By Humphrey Hawksley
In central China amid the lush and rolling countryside around Xian, lies one of the world's most intriguing archaeological mysteries.
In 1974 peasant farmers working the fields discovered life-size terracotta warriors on the east side of the tomb of China' first emperor Qin Shi Huang. As the land around was excavated, more and more warriors were uncovered - archers, kneeling and standing; fighting men in battle robes, cavalry soldiers and chariots.
Many remain buried, but it's thought there could be some 8,000 soldier in the terracotta army together with 130 chariots drawn by 520 horses. The craftsmanship is so skilled that no two figures are the same. Each has individual movement and facial expression - the horses neighing, the reins hanging loose, the sleeves of the warriors fluttering in the wind and the strings of the archers' bows, taught and ready to fire. The work is intricate enough to show an umbrella holder in a chariot and the mechanism of a crossbow whose engineering was thirteen hundred years ahead of similar weapons invented in Europe.
The terracotta army is designed with the same military formations that Qin Shi Huang used to conquer and unify China more than two thousand years ago (221 b.c).
Across his vast newly-acquired territory, he unified weights, measures, currency and language. He used half a million labourers to build the Great Wall, then even more to build his mausoleum and warrior army to protect it. He raised taxes like a bureaucrat while seeking his own immortality like a god.
But while the terracotta warriors attract a million visitors a year, the tomb itself remains unexcavated. No-one is certain what lies beneath the landmark mound on the Lishan mountain 22 miles east of Xian.
It is as if the body of US President John Kennedy had been kept secretly in a mausoleum surrounded by the trappings of America in the early sixties - nuclear missiles, Chevrolet cars, Marilyn Munroe, Jackie, the Vietnam War, and the space missions - and two thousand years later there was a chance to excavate and find out what exactly had made the most powerful nation on earth tick.
The public debate on excavation of Qin's tomb balances between archaeological curiosity and whether technology is advanced enough to protect the cultural relics found inside. Politics are also involved.
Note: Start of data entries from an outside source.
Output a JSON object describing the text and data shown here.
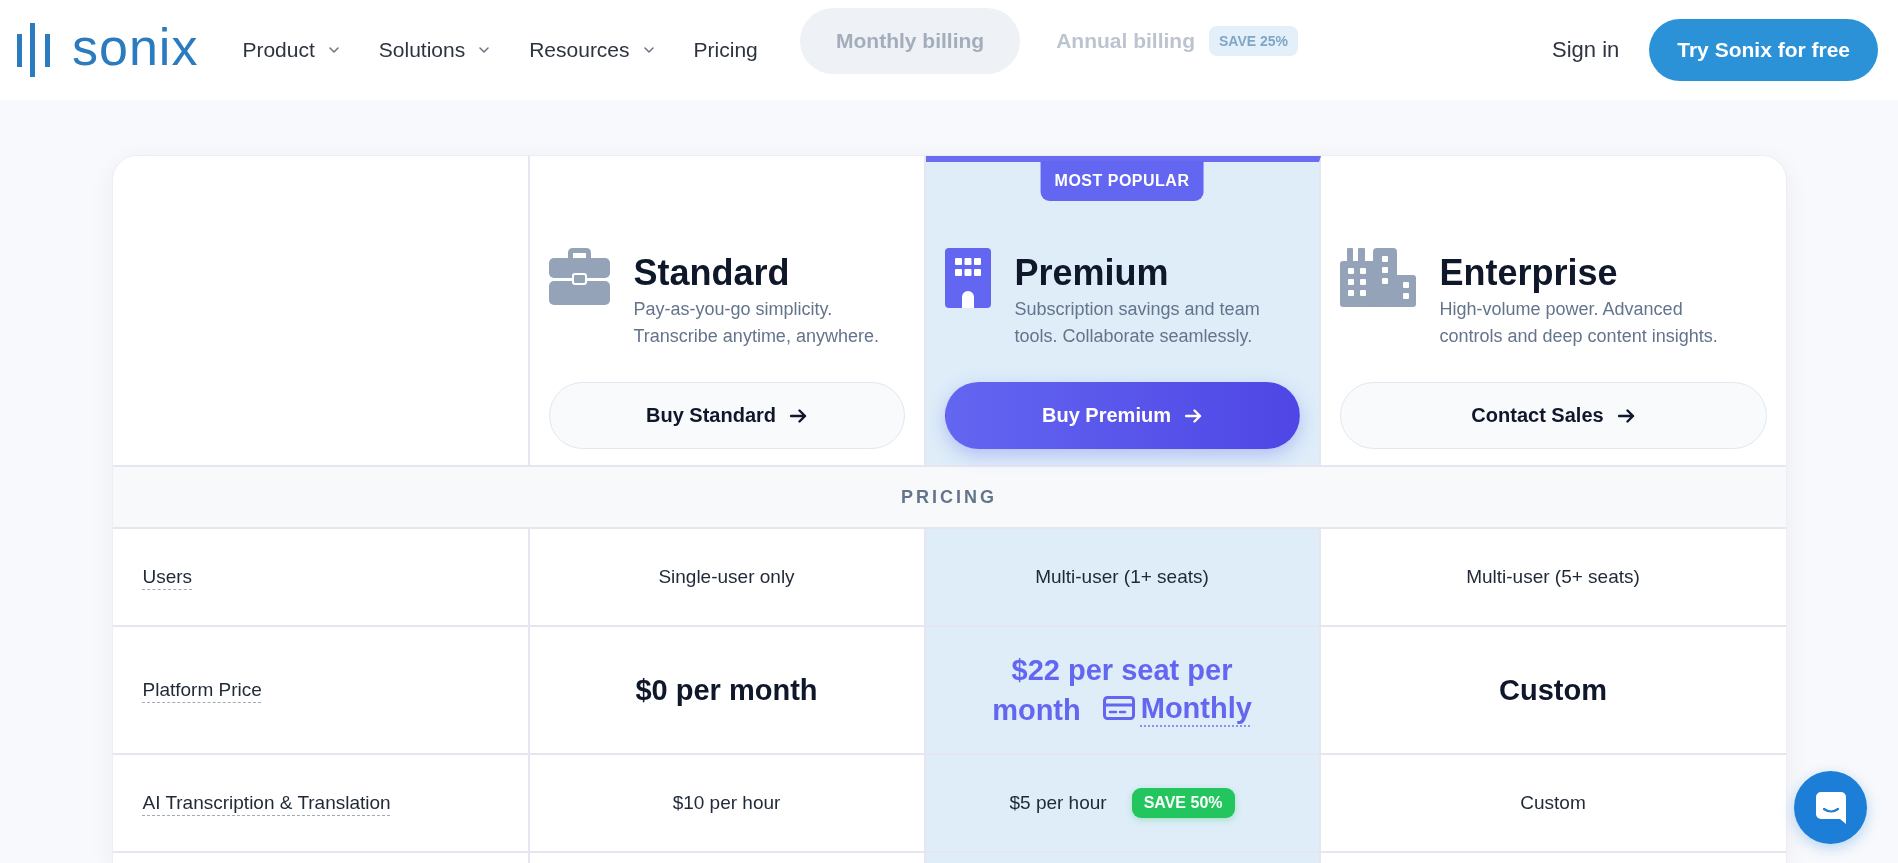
{
  "header": {
    "logo": "sonix",
    "nav": [
      {
        "label": "Product",
        "dropdown": true
      },
      {
        "label": "Solutions",
        "dropdown": true
      },
      {
        "label": "Resources",
        "dropdown": true
      },
      {
        "label": "Pricing",
        "dropdown": false
      }
    ],
    "billing_toggle": [
      {
        "label": "Monthly billing",
        "selected": true
      },
      {
        "label": "Annual billing",
        "selected": false,
        "badge": "SAVE 25%"
      }
    ],
    "sign_in": "Sign in",
    "cta": "Try Sonix for free"
  },
  "plans": [
    {
      "name": "Standard",
      "description": "Pay-as-you-go simplicity. Transcribe anytime, anywhere.",
      "button": "Buy Standard",
      "featured": false
    },
    {
      "name": "Premium",
      "description": "Subscription savings and team tools. Collaborate seamlessly.",
      "button": "Buy Premium",
      "featured": true,
      "badge": "MOST POPULAR"
    },
    {
      "name": "Enterprise",
      "description": "High-volume power. Advanced controls and deep content insights.",
      "button": "Contact Sales",
      "featured": false
    }
  ],
  "sections": [
    {
      "title": "PRICING",
      "rows": [
        {
          "label": "Users",
          "cells": [
            {
              "kind": "text",
              "text": "Single-user only"
            },
            {
              "kind": "text",
              "text": "Multi-user (1+ seats)"
            },
            {
              "kind": "text",
              "text": "Multi-user (5+ seats)"
            }
          ]
        },
        {
          "label": "Platform Price",
          "cells": [
            {
              "kind": "price",
              "text": "$0 per month"
            },
            {
              "kind": "price",
              "text": "$22 per seat per month",
              "billing": "Monthly"
            },
            {
              "kind": "price",
              "text": "Custom"
            }
          ]
        },
        {
          "label": "AI Transcription & Translation",
          "cells": [
            {
              "kind": "text",
              "text": "$10 per hour"
            },
            {
              "kind": "text",
              "text": "$5 per hour",
              "badge": "SAVE 50%"
            },
            {
              "kind": "text",
              "text": "Custom"
            }
          ]
        }
      ]
    }
  ]
}
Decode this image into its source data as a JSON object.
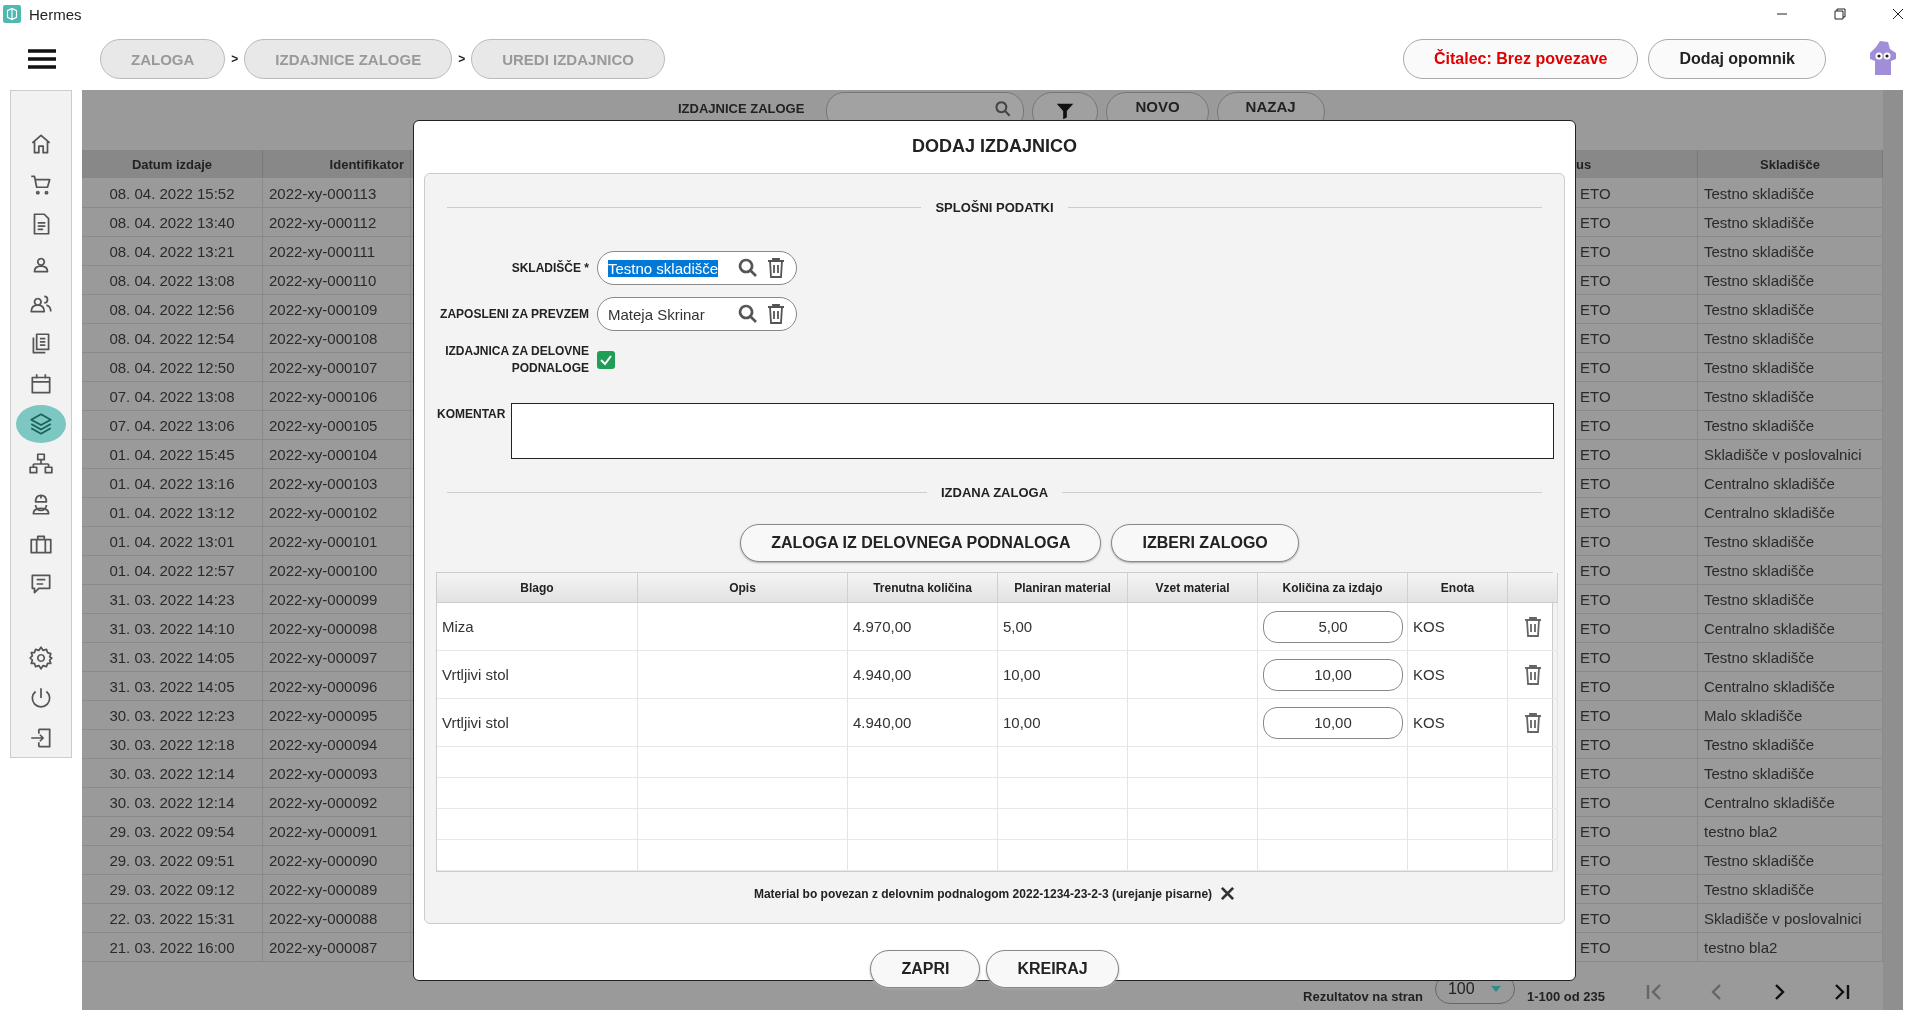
{
  "window": {
    "title": "Hermes"
  },
  "breadcrumbs": [
    {
      "label": "ZALOGA"
    },
    {
      "separator": ">",
      "label": "IZDAJNICE ZALOGE"
    },
    {
      "separator": ">",
      "label": "UREDI IZDAJNICO"
    }
  ],
  "top_buttons": [
    {
      "label": "Čitalec: Brez povezave",
      "kind": "alert"
    },
    {
      "label": "Dodaj opomnik",
      "kind": "normal"
    }
  ],
  "sidebar": {
    "items": [
      {
        "selected": false
      },
      {
        "selected": false
      },
      {
        "selected": false
      },
      {
        "selected": false
      },
      {
        "selected": false
      },
      {
        "selected": false
      },
      {
        "selected": false
      },
      {
        "selected": true
      },
      {
        "selected": false
      },
      {
        "selected": false
      },
      {
        "selected": false
      },
      {
        "selected": false
      }
    ]
  },
  "toolbar": {
    "label": "IZDAJNICE ZALOGE",
    "buttons": [
      "NOVO",
      "NAZAJ"
    ]
  },
  "table": {
    "columns": [
      "Datum izdaje",
      "Identifikator",
      "us",
      "Skladišče"
    ],
    "rows": [
      {
        "date": "08. 04. 2022 15:52",
        "id": "2022-xy-000113",
        "status": "ETO",
        "warehouse": "Testno skladišče"
      },
      {
        "date": "08. 04. 2022 13:40",
        "id": "2022-xy-000112",
        "status": "ETO",
        "warehouse": "Testno skladišče"
      },
      {
        "date": "08. 04. 2022 13:21",
        "id": "2022-xy-000111",
        "status": "ETO",
        "warehouse": "Testno skladišče"
      },
      {
        "date": "08. 04. 2022 13:08",
        "id": "2022-xy-000110",
        "status": "ETO",
        "warehouse": "Testno skladišče"
      },
      {
        "date": "08. 04. 2022 12:56",
        "id": "2022-xy-000109",
        "status": "ETO",
        "warehouse": "Testno skladišče"
      },
      {
        "date": "08. 04. 2022 12:54",
        "id": "2022-xy-000108",
        "status": "ETO",
        "warehouse": "Testno skladišče"
      },
      {
        "date": "08. 04. 2022 12:50",
        "id": "2022-xy-000107",
        "status": "ETO",
        "warehouse": "Testno skladišče"
      },
      {
        "date": "07. 04. 2022 13:08",
        "id": "2022-xy-000106",
        "status": "ETO",
        "warehouse": "Testno skladišče"
      },
      {
        "date": "07. 04. 2022 13:06",
        "id": "2022-xy-000105",
        "status": "ETO",
        "warehouse": "Testno skladišče"
      },
      {
        "date": "01. 04. 2022 15:45",
        "id": "2022-xy-000104",
        "status": "ETO",
        "warehouse": "Skladišče v poslovalnici"
      },
      {
        "date": "01. 04. 2022 13:16",
        "id": "2022-xy-000103",
        "status": "ETO",
        "warehouse": "Centralno skladišče"
      },
      {
        "date": "01. 04. 2022 13:12",
        "id": "2022-xy-000102",
        "status": "ETO",
        "warehouse": "Centralno skladišče"
      },
      {
        "date": "01. 04. 2022 13:01",
        "id": "2022-xy-000101",
        "status": "ETO",
        "warehouse": "Testno skladišče"
      },
      {
        "date": "01. 04. 2022 12:57",
        "id": "2022-xy-000100",
        "status": "ETO",
        "warehouse": "Testno skladišče"
      },
      {
        "date": "31. 03. 2022 14:23",
        "id": "2022-xy-000099",
        "status": "ETO",
        "warehouse": "Testno skladišče"
      },
      {
        "date": "31. 03. 2022 14:10",
        "id": "2022-xy-000098",
        "status": "ETO",
        "warehouse": "Centralno skladišče"
      },
      {
        "date": "31. 03. 2022 14:05",
        "id": "2022-xy-000097",
        "status": "ETO",
        "warehouse": "Testno skladišče"
      },
      {
        "date": "31. 03. 2022 14:05",
        "id": "2022-xy-000096",
        "status": "ETO",
        "warehouse": "Centralno skladišče"
      },
      {
        "date": "30. 03. 2022 12:23",
        "id": "2022-xy-000095",
        "status": "ETO",
        "warehouse": "Malo skladišče"
      },
      {
        "date": "30. 03. 2022 12:18",
        "id": "2022-xy-000094",
        "status": "ETO",
        "warehouse": "Testno skladišče"
      },
      {
        "date": "30. 03. 2022 12:14",
        "id": "2022-xy-000093",
        "status": "ETO",
        "warehouse": "Testno skladišče"
      },
      {
        "date": "30. 03. 2022 12:14",
        "id": "2022-xy-000092",
        "status": "ETO",
        "warehouse": "Centralno skladišče"
      },
      {
        "date": "29. 03. 2022 09:54",
        "id": "2022-xy-000091",
        "status": "ETO",
        "warehouse": "testno bla2"
      },
      {
        "date": "29. 03. 2022 09:51",
        "id": "2022-xy-000090",
        "status": "ETO",
        "warehouse": "Testno skladišče"
      },
      {
        "date": "29. 03. 2022 09:12",
        "id": "2022-xy-000089",
        "status": "ETO",
        "warehouse": "Testno skladišče"
      },
      {
        "date": "22. 03. 2022 15:31",
        "id": "2022-xy-000088",
        "status": "ETO",
        "warehouse": "Skladišče v poslovalnici"
      },
      {
        "date": "21. 03. 2022 16:00",
        "id": "2022-xy-000087",
        "status": "ETO",
        "warehouse": "testno bla2"
      }
    ]
  },
  "pagination": {
    "label": "Rezultatov na stran",
    "page_size": "100",
    "range": "1-100 od 235",
    "nav": [
      {
        "disabled": true
      },
      {
        "disabled": true
      },
      {
        "disabled": false
      },
      {
        "disabled": false
      }
    ]
  },
  "dialog": {
    "title": "DODAJ IZDAJNICO",
    "section_general": "SPLOŠNI PODATKI",
    "warehouse": {
      "label": "SKLADIŠČE *",
      "value": "Testno skladišče",
      "highlighted": true
    },
    "employee": {
      "label": "ZAPOSLENI ZA PREVZEM",
      "value": "Mateja Skrinar",
      "highlighted": false
    },
    "suborder": {
      "label": "IZDAJNICA ZA DELOVNE PODNALOGE",
      "checked": true
    },
    "comment": {
      "label": "KOMENTAR"
    },
    "section_stock": "IZDANA ZALOGA",
    "stock_buttons": [
      "ZALOGA IZ DELOVNEGA PODNALOGA",
      "IZBERI ZALOGO"
    ],
    "items": {
      "columns": [
        "Blago",
        "Opis",
        "Trenutna količina",
        "Planiran material",
        "Vzet material",
        "Količina za izdajo",
        "Enota"
      ],
      "rows": [
        {
          "item": "Miza",
          "current": "4.970,00",
          "planned": "5,00",
          "quantity": "5,00",
          "unit": "KOS"
        },
        {
          "item": "Vrtljivi stol",
          "current": "4.940,00",
          "planned": "10,00",
          "quantity": "10,00",
          "unit": "KOS"
        },
        {
          "item": "Vrtljivi stol",
          "current": "4.940,00",
          "planned": "10,00",
          "quantity": "10,00",
          "unit": "KOS"
        }
      ]
    },
    "note": "Material bo povezan z delovnim podnalogom 2022-1234-23-2-3 (urejanje pisarne)",
    "buttons": [
      "ZAPRI",
      "KREIRAJ"
    ]
  }
}
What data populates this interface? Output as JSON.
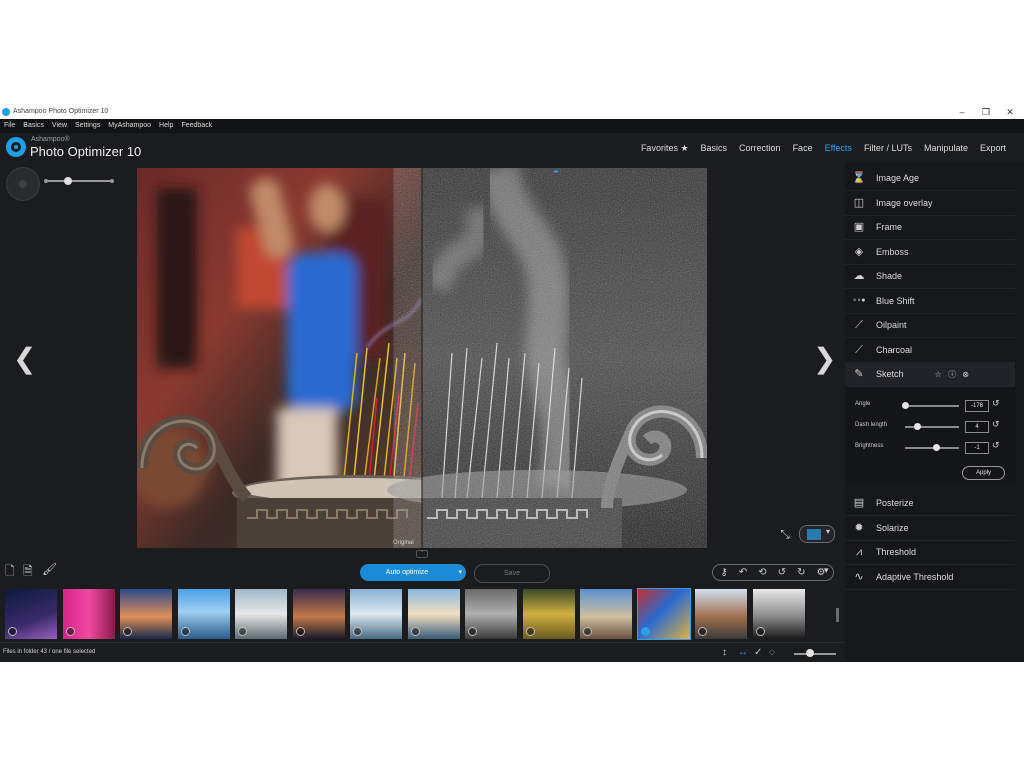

Qin remains revered as a strong ruler. He was a hero Mao Tse-tung, the ruthless founder of modern China, who himself remains an untouchable hero to many despite his record of brutality and destruction. Indeed, the recently fallen mayor of Chongqing, Bo Xi Lai, bolstered his popularity by sending out SMS text messages quoting Maoist slogans
Much has changed in China. Much has not.
We still know very little.
The talk of what's concealed inside the tomb of Qin Shi Huang is of glittering jade, gold and precious stones, of rivers of mercury and of warriors with crossbows ready to fire at any intruder. There would also be the hallmarks of a supreme ruler who craved power and attention. Qin apparently insisted that as his body was taken into the mausoleum, so his living servants, bodyguards and concubines would go with him to be locked inside and die, too.